An increasingly global outlook, supported by a bold international strategy, is helping to drive Edinburgh Napier University’s growth. The university now has more than 4,500 students studying its overseas programmes, through partnerships with institutions in Hong Kong, Singapore, China, Sri Lanka and India.

Edinburgh Napier has been present in Hong Kong for more than 20 years and its impact grows year-on-year. Already the UK’s largest higher education provider in the territory, more than 1,500 students graduated in 2015 alone.
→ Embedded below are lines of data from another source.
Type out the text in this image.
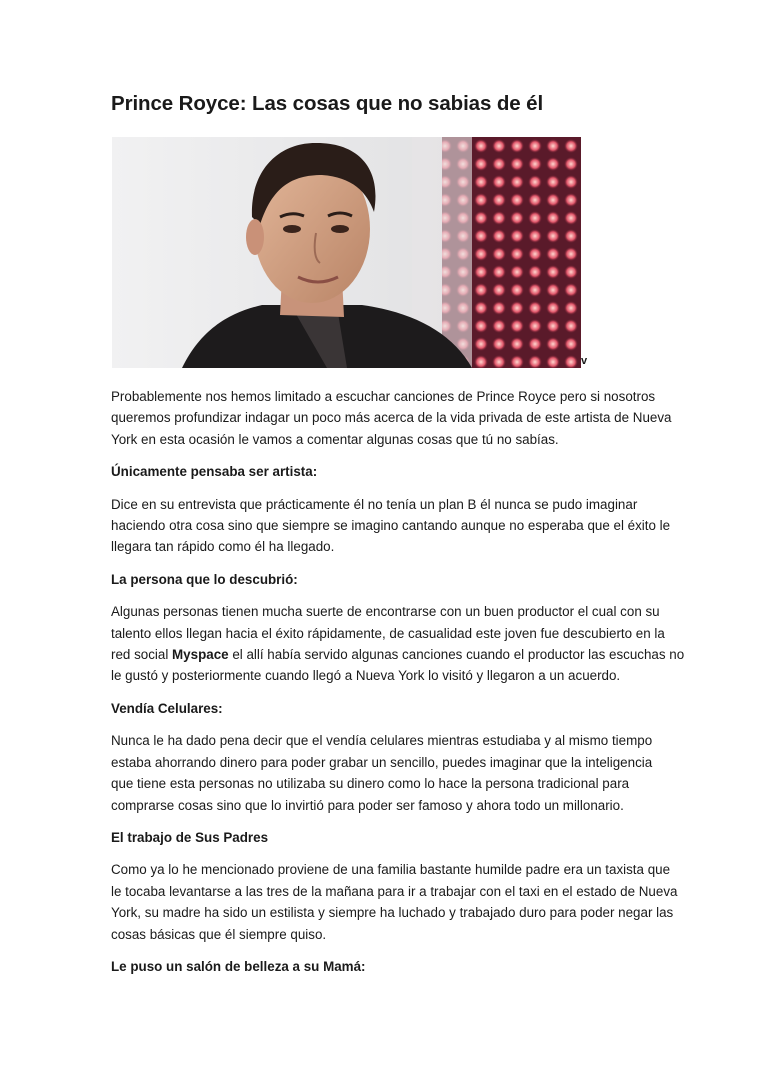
Prince Royce: Las cosas que no sabias de él
v

Probablemente nos hemos limitado a escuchar canciones de Prince Royce pero si nosotros
queremos profundizar indagar un poco más acerca de la vida privada de este artista de Nueva
York en esta ocasión le vamos a comentar algunas cosas que tú no sabías.

Únicamente pensaba ser artista:

Dice en su entrevista que prácticamente él no tenía un plan B él nunca se pudo imaginar
haciendo otra cosa sino que siempre se imagino cantando aunque no esperaba que el éxito le
llegara tan rápido como él ha llegado.

La persona que lo descubrió:

Algunas personas tienen mucha suerte de encontrarse con un buen productor el cual con su
talento ellos llegan hacia el éxito rápidamente, de casualidad este joven fue descubierto en la
red social Myspace el allí había servido algunas canciones cuando el productor las escuchas no
le gustó y posteriormente cuando llegó a Nueva York lo visitó y llegaron a un acuerdo.

Vendía Celulares:

Nunca le ha dado pena decir que el vendía celulares mientras estudiaba y al mismo tiempo
estaba ahorrando dinero para poder grabar un sencillo, puedes imaginar que la inteligencia
que tiene esta personas no utilizaba su dinero como lo hace la persona tradicional para
comprarse cosas sino que lo invirtió para poder ser famoso y ahora todo un millonario.

El trabajo de Sus Padres

Como ya lo he mencionado proviene de una familia bastante humilde padre era un taxista que
le tocaba levantarse a las tres de la mañana para ir a trabajar con el taxi en el estado de Nueva
York, su madre ha sido un estilista y siempre ha luchado y trabajado duro para poder negar las
cosas básicas que él siempre quiso.

Le puso un salón de belleza a su Mamá:
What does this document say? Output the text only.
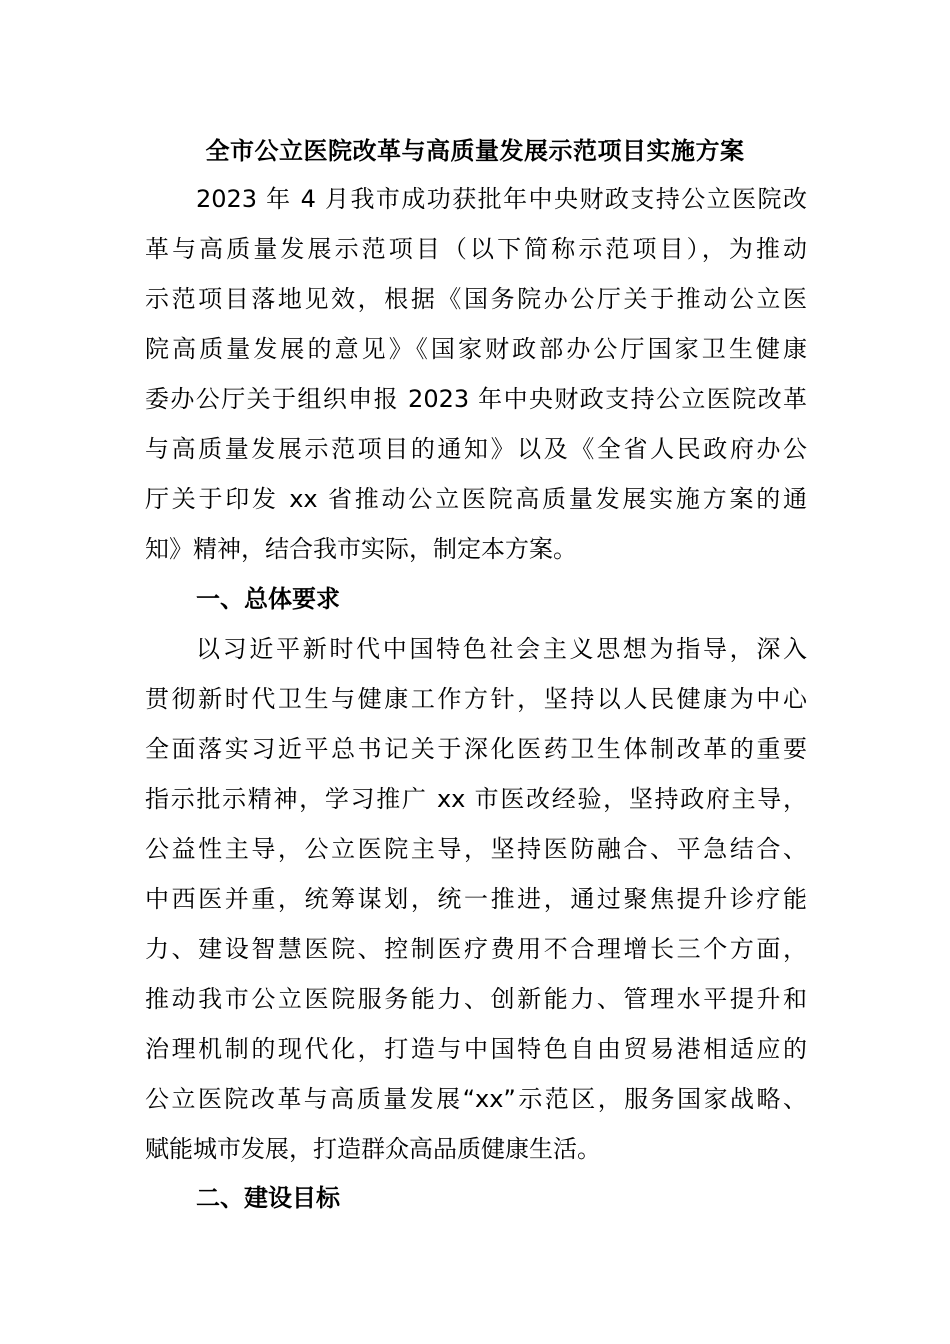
全市公立医院改革与高质量发展示范项目实施方案
2023 年 4 月我市成功获批年中央财政支持公立医院改
革与高质量发展示范项目（以下简称示范项目），为推动
示范项目落地见效，根据《国务院办公厅关于推动公立医
院高质量发展的意见》《国家财政部办公厅国家卫生健康
委办公厅关于组织申报 2023 年中央财政支持公立医院改革
与高质量发展示范项目的通知》以及《全省人民政府办公
厅关于印发 xx 省推动公立医院高质量发展实施方案的通
知》精神，结合我市实际，制定本方案。
一、总体要求
以习近平新时代中国特色社会主义思想为指导，深入
贯彻新时代卫生与健康工作方针，坚持以人民健康为中心
全面落实习近平总书记关于深化医药卫生体制改革的重要
指示批示精神，学习推广 xx 市医改经验，坚持政府主导，
公益性主导，公立医院主导，坚持医防融合、平急结合、
中西医并重，统筹谋划，统一推进，通过聚焦提升诊疗能
力、建设智慧医院、控制医疗费用不合理增长三个方面，
推动我市公立医院服务能力、创新能力、管理水平提升和
治理机制的现代化，打造与中国特色自由贸易港相适应的
公立医院改革与高质量发展“xx”示范区，服务国家战略、
赋能城市发展，打造群众高品质健康生活。
二、建设目标
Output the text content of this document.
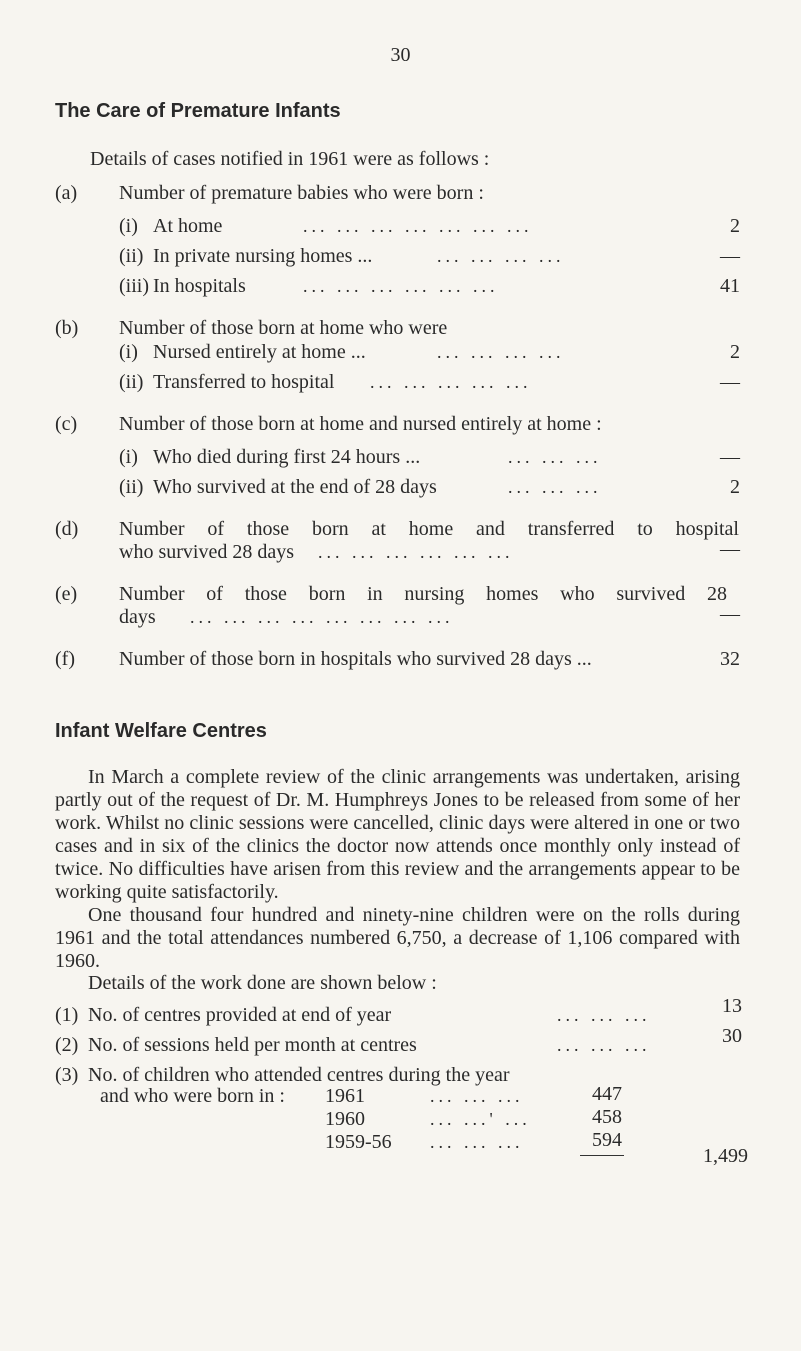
30
The Care of Premature Infants
Details of cases notified in 1961 were as follows :
(a) Number of premature babies who were born :
(i) At home	... ... ... ... ... ... ...	2
(ii) In private nursing homes ...	... ... ... ...	—
(iii) In hospitals	... ... ... ... ... ...	41
(b) Number of those born at home who were
(i) Nursed entirely at home ...	... ... ... ...	2
(ii) Transferred to hospital ... ... ... ... ...	—
(c) Number of those born at home and nursed entirely at home :
(i) Who died during first 24 hours ...	... ... ...	—
(ii) Who survived at the end of 28 days	... ... ...	2
(d) Number of those born at home and transferred to hospital
who survived 28 days ... ... ... ... ... ...	—
(e) Number of those born in nursing homes who survived 28
days ... ... ... ... ... ... ... ...	—
(f) Number of those born in hospitals who survived 28 days ...	32
Infant Welfare Centres
In March a complete review of the clinic arrangements was undertaken, arising partly out of the request of Dr. M. Humphreys Jones to be released from some of her work. Whilst no clinic sessions were cancelled, clinic days were altered in one or two cases and in six of the clinics the doctor now attends once monthly only instead of twice. No difficulties have arisen from this review and the arrangements appear to be working quite satisfactorily.
One thousand four hundred and ninety-nine children were on the rolls during 1961 and the total attendances numbered 6,750, a decrease of 1,106 compared with 1960.
Details of the work done are shown below :
(1) No. of centres provided at end of year	... ... ...	13
(2) No. of sessions held per month at centres	... ... ...	30
(3) No. of children who attended centres during the year
and who were born in : 1961	... ... ...	447
1960	... ...' ...	458
1959-56 ... ... ...	594
1,499
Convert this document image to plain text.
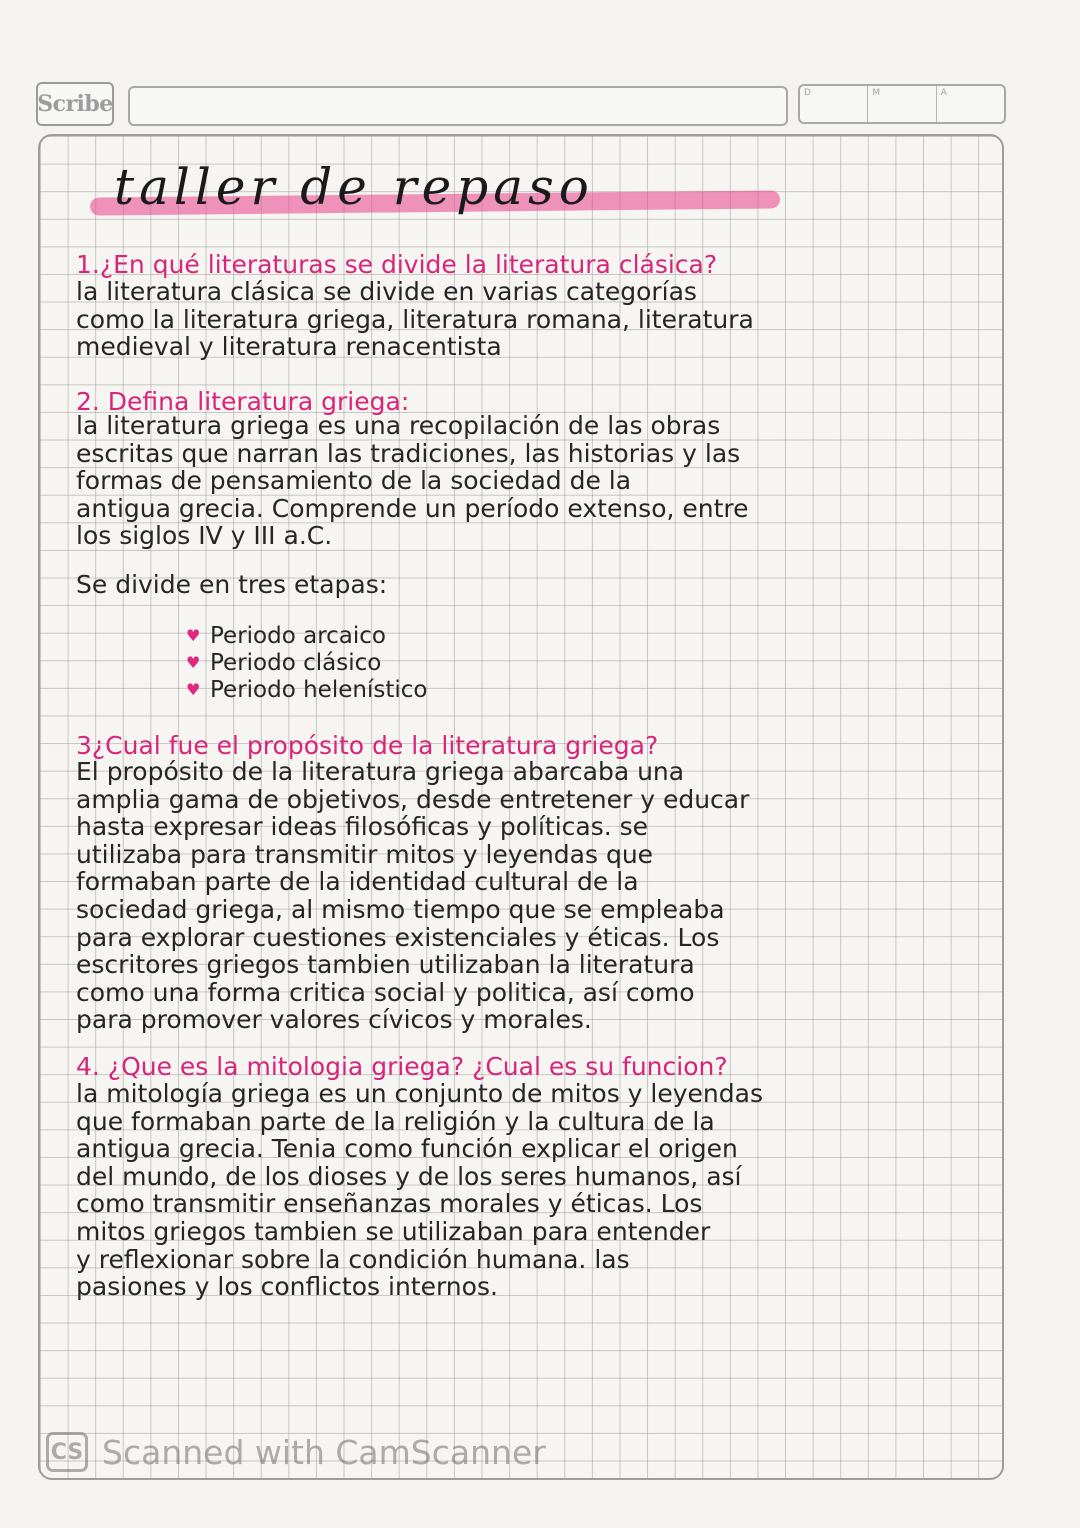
Scribe	D	M	A
taller de repaso

1.¿En qué literaturas se divide la literatura clásica?

la literatura clásica se divide en varias categorías
como la literatura griega, literatura romana, literatura
medieval y literatura renacentista

2. Defina literatura griega:

la literatura griega es una recopilación de las obras
escritas que narran las tradiciones, las historias y las
formas de pensamiento de la sociedad de la
antigua grecia. Comprende un período extenso, entre
los siglos IV y III a.C.

Se divide en tres etapas:

♥ Periodo arcaico
♥ Periodo clásico
♥ Periodo helenístico

3¿Cual fue el propósito de la literatura griega?

El propósito de la literatura griega abarcaba una
amplia gama de objetivos, desde entretener y educar
hasta expresar ideas filosóficas y políticas. se
utilizaba para transmitir mitos y leyendas que
formaban parte de la identidad cultural de la
sociedad griega, al mismo tiempo que se empleaba
para explorar cuestiones existenciales y éticas. Los
escritores griegos tambien utilizaban la literatura
como una forma critica social y politica, así como
para promover valores cívicos y morales.

4. ¿Que es la mitologia griega? ¿Cual es su funcion?

la mitología griega es un conjunto de mitos y leyendas
que formaban parte de la religión y la cultura de la
antigua grecia. Tenia como función explicar el origen
del mundo, de los dioses y de los seres humanos, así
como transmitir enseñanzas morales y éticas. Los
mitos griegos tambien se utilizaban para entender
y reflexionar sobre la condición humana. las
pasiones y los conflictos internos.
CS Scanned with CamScanner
In terms of world-leading research, Edinburgh Napier continues to make its mark, with the REF judging 54% of its research to be either world-class or internationally excellent in 2014. The assessment singled out particular strengths in Earth Systems and Environmental Sciences, where it was rated the top UK modern university for research impact. Taking into account research, knowledge exchange, as well as student and staff spending, Edinburgh Napier University generates in excess of £201.9m GVA and supports 2,897 jobs in the city economy.

On the south-east side of Edinburgh, Queen Margaret University is Scotland’s first university to have an on-campus Business Gateway, highlighting the emphasis placed on business creation and innovation.

QMU moved up 49 places overall in the 2014 REF, taking it to 80th place in The Times’ rankings for research excellence in the UK. The Framework scored 58% of Queen Margaret’s research as either world-leading or internationally excellent, especially in relation to Speech and Language Sciences, where the University is ranked 2nd in the UK.

In terms of its international appeal, one in five of Queen Margaret’s students now comes from outside the EU, and it is also expanding its overseas programme offer, which already sees courses delivered in Greece, India, Nepal, Saudi Arabia and Singapore.

With 820 years of collective academic excellence to export to the world, Edinburgh enjoys a truly privileged position in the evolving story of academic globalisation and the commercialisation of world-class research and innovation. If he were still around today, Senator Moynihan would no doubt agree – a world-class city indeed.